Welcoming address by the Prior, Enzo Bianchi
XXII International Ecumenical Conference on Orthodox Spirituality
BLESSED ARE THE PEACEMAKERS
Bose, 3–6 September 2014
in collaboration with the Orthodox Churches
To all of you, sincere greetings from me and from the community, and on all of you the invocation of the gifts of the Holy Spirit. We are again together for the XXII International Ecumenical Conference , which this year we dedicate to a theme taken from the Lord’s beatitude: “Blessed are the peacemakers, because they will be called children of God” (Mt 5,9).
I believe that more than ever before we are aware that, while it is true that peace is the Lord’s gift, a gift from on high, a Messianic promise, it also remains true that the contrary of peace — enmity, violence, war — remains a great seduction for men. At times we ask ourselves whether there is not a great folly inherent in mankind, because with the experience of wars and of violence mankind always tries to take steps in the opposite direction and remembers the events of war with sorrow and even repentance, but immediately is again seduced by war and continues to wage war.

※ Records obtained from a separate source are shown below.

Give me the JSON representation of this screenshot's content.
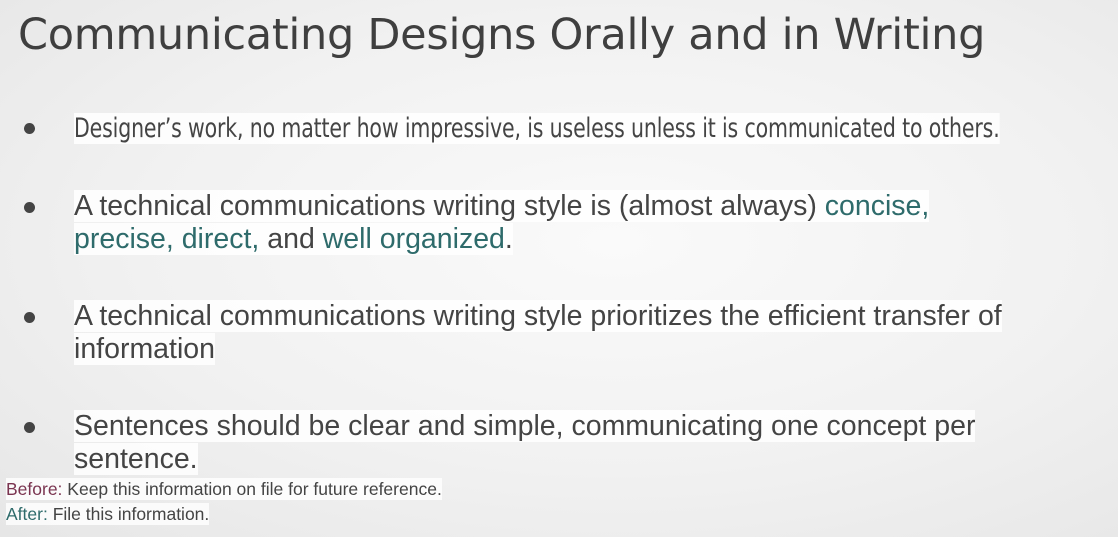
{
  "slide": {
    "title": "Communicating Designs Orally and in Writing"
  },
  "bullets": [
    {
      "text": "Designer’s work, no matter how impressive, is useless unless it is communicated to others."
    },
    {
      "line1_plain": "A technical communications writing style is (almost always) ",
      "line1_accent": "concise,",
      "line2_accent_a": "precise, direct,",
      "line2_plain": " and ",
      "line2_accent_b": "well organized",
      "line2_end": "."
    },
    {
      "line1": "A technical communications writing style prioritizes the efficient transfer of",
      "line2": "information"
    },
    {
      "line1": "Sentences should be clear and simple, communicating one concept per",
      "line2": "sentence."
    }
  ],
  "captions": {
    "before_label": "Before:",
    "before_text": " Keep this information on file for future reference.",
    "after_label": "After:",
    "after_text": " File this information."
  },
  "colors": {
    "accent": "#2e6b6b",
    "before_label": "#7a3450",
    "text": "#444444"
  }
}
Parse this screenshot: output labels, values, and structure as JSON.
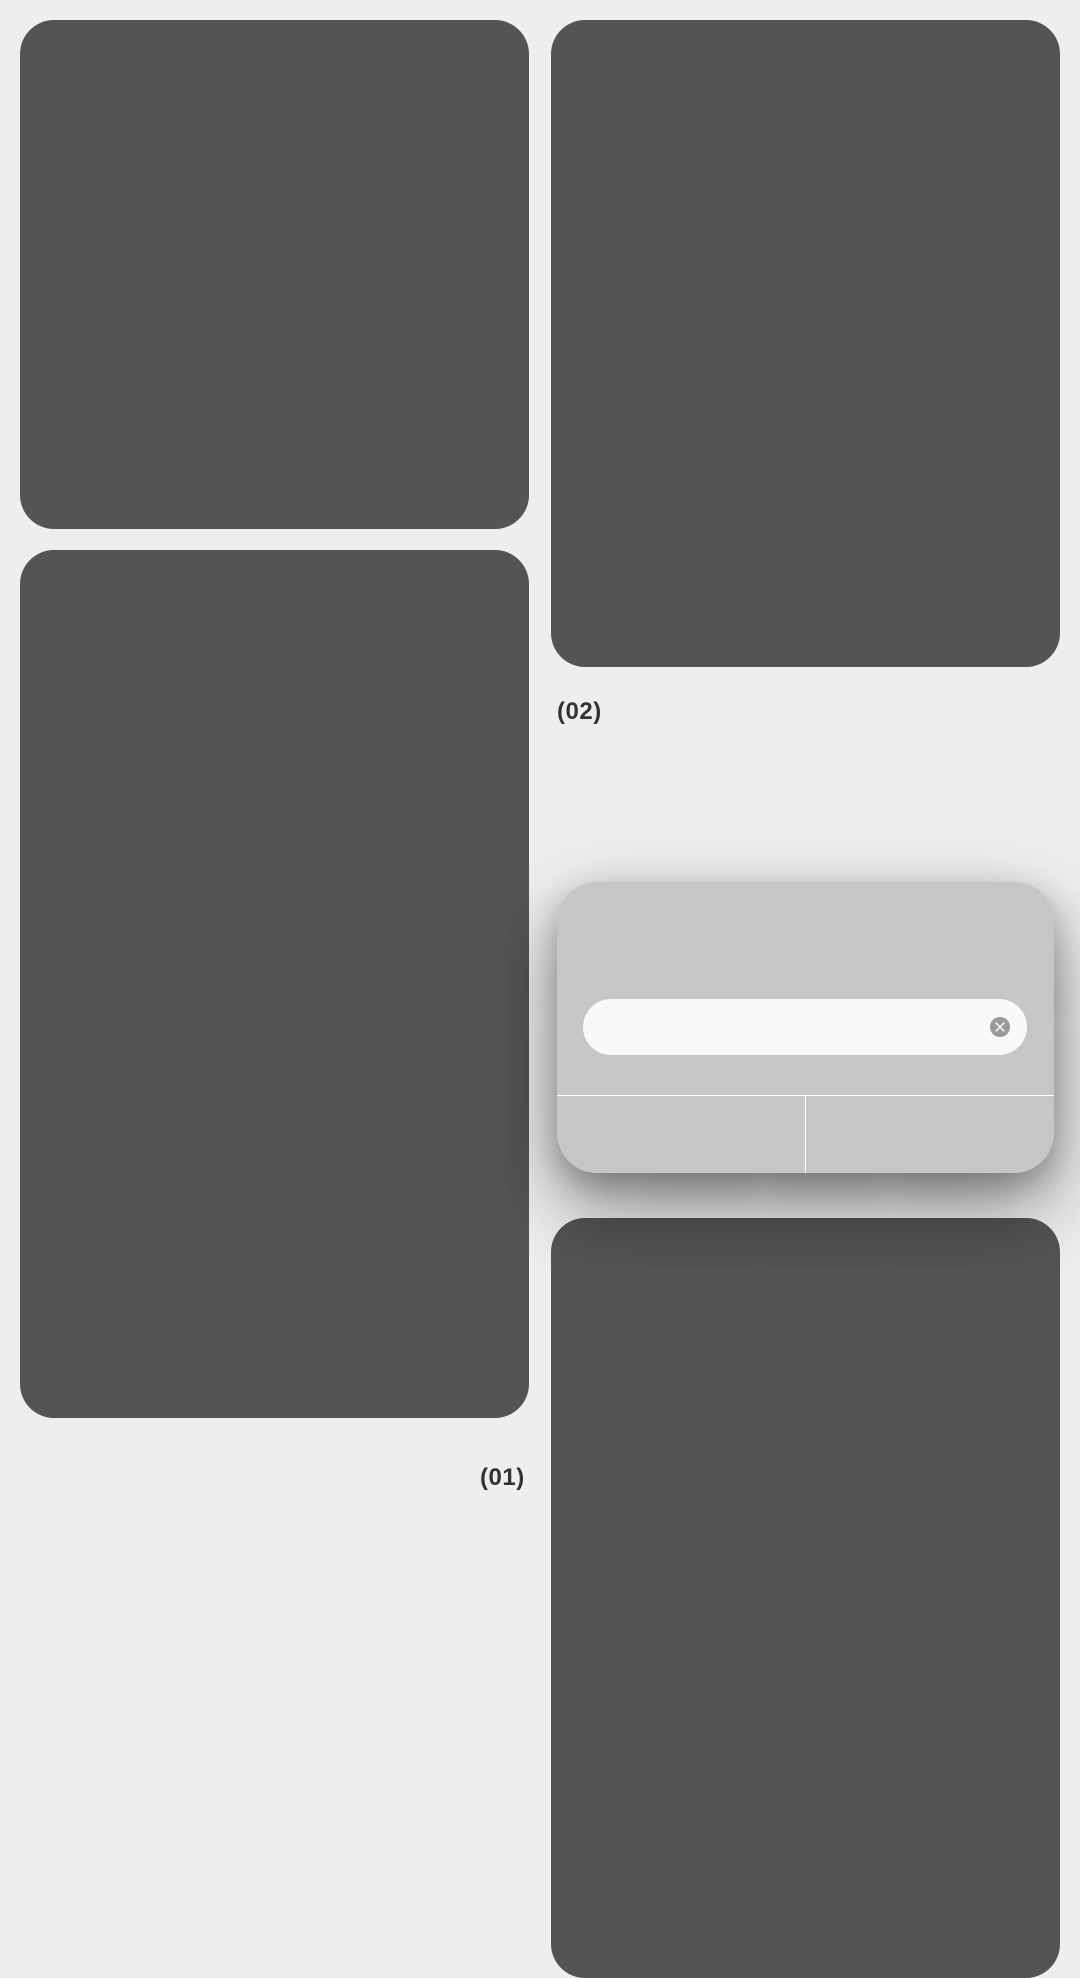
{
  "captions": {
    "first": "(01)",
    "second": "(02)"
  },
  "dialog": {
    "input_value": "",
    "input_placeholder": "",
    "clear_icon": "clear-icon",
    "left_button_label": "",
    "right_button_label": ""
  },
  "colors": {
    "background": "#efeeec",
    "card": "#545454",
    "dialog": "#c6c6c8",
    "input": "#f9f9f9",
    "caption_text": "#333333"
  }
}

Discerning eyes are needed to see this situation, and according to me, the words of pope Francis, the bishop of Rome, which just now see a third world war waged in fragments, are true, because, as we commemorate the first European world war and have recently commemorated the second European world war, in which the authorities of the various nations met in sign of reconciliation and peace, we see all the better that the temptation of war is victorious. Our Mediterranean is in flames, and we know the situation of the Middle East: our brothers and sisters are persecuted and give us a witness that should shame us, who do not experience persecution, do not know adversaries of our faith, yet are not at all capable of proposing initiatives of peace.
We should indeed feel that before the Lord we are not consistent with his mandate, with his commandment of reciprocal love and of the gift of peace to exchange with each other and to implant in the world. The Church ought to be a community of peace and a school of peace for all people. Certainly, today she raises her voice, but we should be in greater agreement and raise it in such a way that the Lord may hear us, according to his promise: Where two or three agree on asking something of my Father, my Father will grant it (Mt 18,19).
This theme, then, calls all of us to a conversion to peace, and these days it is a great gift from God that we who are from different Churches desire reconciliation, want to arrive at visible communion, that we meditate on peace. We meditate on it not only for ourselves. Of course, it appeals to our conscience, but we meditate on it also for humanity, for the world, in its name, because peace is the great Messianic promise for all men, not only for Israel, not only for the community of Christians. This is why the first thought is of thanksgiving to God, who again this year has permitted this meeting. The Lord sustains us with his power, he continues to renew in us the conviction of how good is this our meeting, this our face-to-face, this our seeking together his will, hence truly a great thanksgiving to the Lord, who is present in our midst.
We count for little, often our Churches are communities of saints and of sinners, often we are shambles or ships in a stormy sea, tossed about by the winds. That is so! This was the case with the boat of the Lord Jesus, and it cannot be different for us. Yet we, like the disciples, are called to be people of more than little faith, not to doubt, to place our hope in the Lord. He lone is our strength, he alone is our peace. He who has demolished the great wall of separation, the wall between Israel and the nations, and has demolished it definitively, can all the more easily demolish the walls between our Churches, but also the walls between men.
Sincerely and from the heart we thank the Lord because he gives us this grace to be together and to practice mutual love, to listen to each other, to hear what is in the hearts of our brothers and sisters, to be as much as possible, as much as the Holy Spirit grants us, peacemakers in such a way as one day to merit the beatitude: “Blessed are the peaceful, because they will be called children of God” (Mt 5,9).